A new monument dedicated to fallen diplomats is stirring up controversy for its Turkish connections.

The bowl-shaped sculpture of wood and metal was unveiled Thursday at the corner of Sir John A. Macdonald Parkway and Island Park Drive.

It features more than 1,000 hand-crafted silver plates from Turkey and it's located close to where Turkish diplomat Atilla Altikat was assassinated 30 years ago.
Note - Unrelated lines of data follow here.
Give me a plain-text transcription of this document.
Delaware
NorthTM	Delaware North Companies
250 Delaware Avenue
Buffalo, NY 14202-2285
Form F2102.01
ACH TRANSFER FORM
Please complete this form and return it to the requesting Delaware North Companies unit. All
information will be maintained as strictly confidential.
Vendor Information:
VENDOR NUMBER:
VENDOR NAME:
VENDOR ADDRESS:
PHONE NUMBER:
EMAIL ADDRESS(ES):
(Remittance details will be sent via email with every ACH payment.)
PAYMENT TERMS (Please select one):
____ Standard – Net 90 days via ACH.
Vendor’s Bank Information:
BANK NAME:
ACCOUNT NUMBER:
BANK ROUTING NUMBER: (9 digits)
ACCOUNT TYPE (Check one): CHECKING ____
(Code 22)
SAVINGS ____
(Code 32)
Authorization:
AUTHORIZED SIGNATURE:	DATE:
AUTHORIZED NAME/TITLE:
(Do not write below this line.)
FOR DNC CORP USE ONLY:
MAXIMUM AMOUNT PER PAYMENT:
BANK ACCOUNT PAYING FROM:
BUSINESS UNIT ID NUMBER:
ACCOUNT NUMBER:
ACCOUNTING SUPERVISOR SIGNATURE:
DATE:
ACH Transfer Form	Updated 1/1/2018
Altikat was shot to death while he was stopped at a red light on the parkway.

No arrests have ever been made in the case, but an Armenian terrorist group claimed responsibility.

The assassination was one of three attacks in the 1980s that targeted Turkish diplomats in Ottawa.

But the head of the Armenian National Committee in Ottawa, Michael Iskedjian, is upset about the monument.

"It's a hypocritical way of deflecting what Turkey does as a state that abuses human rights, by focusing on one person, one act, that happened 30 years ago," he said.

The conflict between Armenians and Turks goes back nearly 100 years to the First World War.

An estimated 1.5 million Armenians died in what the Canadian government and others recognize as a genocide at the hands of the Ottoman Turks.

To this day Turkey denies the genocide, saying there was no systematic campaign to kill Armenians.

Ozay Mehmet speaks for the Council of Turkish Canadians.

"I hope that they get over it," Mehmet said. "We as Turkish Canadians are open and waiting and ready for reconciliation here in Canada."

Iskedjian said reconciliation will come once Turkey acknowledges the genocide.

"Only then will there be reconciliation," he said.